Schwimmer bei Düren 99 seit: Viele glauben, ich kann gar nicht schwimmen. Zum letzten Mal war ich im Februar -allerdings unfreiwillig- im Wasser, nicht Miri?

Helfer/ Übungsleiter bei der Schwimm-/ Triathlonabteilung von Düren 99 seit: 01.09.1989

Ausbildung:

DLRG, 1992 Riegenführer (Schwimmverband); 1996 Ausbildung zum Trainer „C“ Breitensport; Abnahmeberechtigung für Sportabzeichen (Außer Inlineskating); Sechs Jahre Sportfeldwebel bei der Bundeswehr; Einige Aus- und Weiterbildungen über den Schwimmverband (Wassergewöhnung, Grundlagen etc.).

Ein paar Worte zur Übungsleitertätigkeit:

 

Von 1989 bis 2004 Schwimmschule/Wassergewöhnung Goethestraße;

Von 1993 bis September 1999 Lehrschwimmbecken im Jesuitenhof. Anschließend Übernahme der Triathlonbahn.

Eigentlich fing alles ganz harmlos an.

1989 begann ich meine „Karriere“ in der Schwimmabteilung der SG Düren 99. Eigentlich wollte ich nur, dass meine Söhne schwimmen lernen. Aber es kam alles ganz anders.

 

Ein damaliger Arbeitskollege erklärte mir auf meine Frage wegen dem Schwimmunterricht, dass seine Tochter bei Düren 99 in der Goethestraße schwimmt. „Eigentlich haben die eine lange Warteliste.
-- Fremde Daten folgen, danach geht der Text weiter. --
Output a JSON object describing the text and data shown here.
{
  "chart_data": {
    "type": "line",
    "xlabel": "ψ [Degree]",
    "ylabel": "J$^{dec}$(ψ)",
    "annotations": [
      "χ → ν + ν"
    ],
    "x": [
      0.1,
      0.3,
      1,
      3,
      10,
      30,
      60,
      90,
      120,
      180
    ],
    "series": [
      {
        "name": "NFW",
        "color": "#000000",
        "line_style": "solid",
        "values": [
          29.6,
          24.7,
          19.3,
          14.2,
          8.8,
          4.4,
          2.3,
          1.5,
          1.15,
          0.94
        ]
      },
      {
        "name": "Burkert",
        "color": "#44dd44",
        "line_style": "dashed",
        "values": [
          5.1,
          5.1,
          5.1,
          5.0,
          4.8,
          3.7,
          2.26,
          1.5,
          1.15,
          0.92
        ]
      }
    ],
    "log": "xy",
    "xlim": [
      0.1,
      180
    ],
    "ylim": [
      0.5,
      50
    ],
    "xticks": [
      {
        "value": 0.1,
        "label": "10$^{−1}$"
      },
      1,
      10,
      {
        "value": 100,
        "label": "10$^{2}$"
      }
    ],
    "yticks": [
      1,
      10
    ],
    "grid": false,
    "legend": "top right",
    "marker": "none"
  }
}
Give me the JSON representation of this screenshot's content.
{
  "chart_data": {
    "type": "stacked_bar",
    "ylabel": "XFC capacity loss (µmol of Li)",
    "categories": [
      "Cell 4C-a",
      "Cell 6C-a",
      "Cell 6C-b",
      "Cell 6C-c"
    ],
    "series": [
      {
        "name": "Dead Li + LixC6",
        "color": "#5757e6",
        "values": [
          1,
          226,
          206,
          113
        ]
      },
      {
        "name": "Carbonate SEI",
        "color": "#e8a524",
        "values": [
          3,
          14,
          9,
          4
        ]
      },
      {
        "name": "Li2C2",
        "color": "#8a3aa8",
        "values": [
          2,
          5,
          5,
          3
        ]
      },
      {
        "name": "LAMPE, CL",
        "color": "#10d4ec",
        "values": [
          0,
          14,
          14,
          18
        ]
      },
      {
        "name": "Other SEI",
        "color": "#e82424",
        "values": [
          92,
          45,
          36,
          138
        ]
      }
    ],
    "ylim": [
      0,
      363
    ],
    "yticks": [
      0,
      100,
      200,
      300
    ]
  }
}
Die konnte ich aber umgehen, in dem ich anbot dort mitzuhelfen. Da meine Tochter aber anfangen will zu reiten, hört sie demnächst auf.“ Also sagte ich leichtsinnig zu ihm: „Wenn mein Sohn auch direkt anfangen kann, bin ich bereit für Dich weiter zu machen.“ Ein fataler Satz. Also bin ich gemeinsam mit meinem „Söhnchen“ Julien zur Schwimmschule. Damals unter der Leitung von Gabi und Andrea. In der Zeit erfolgte auch die Ausbildung zum Riegenführer (heute Schwimmassistent).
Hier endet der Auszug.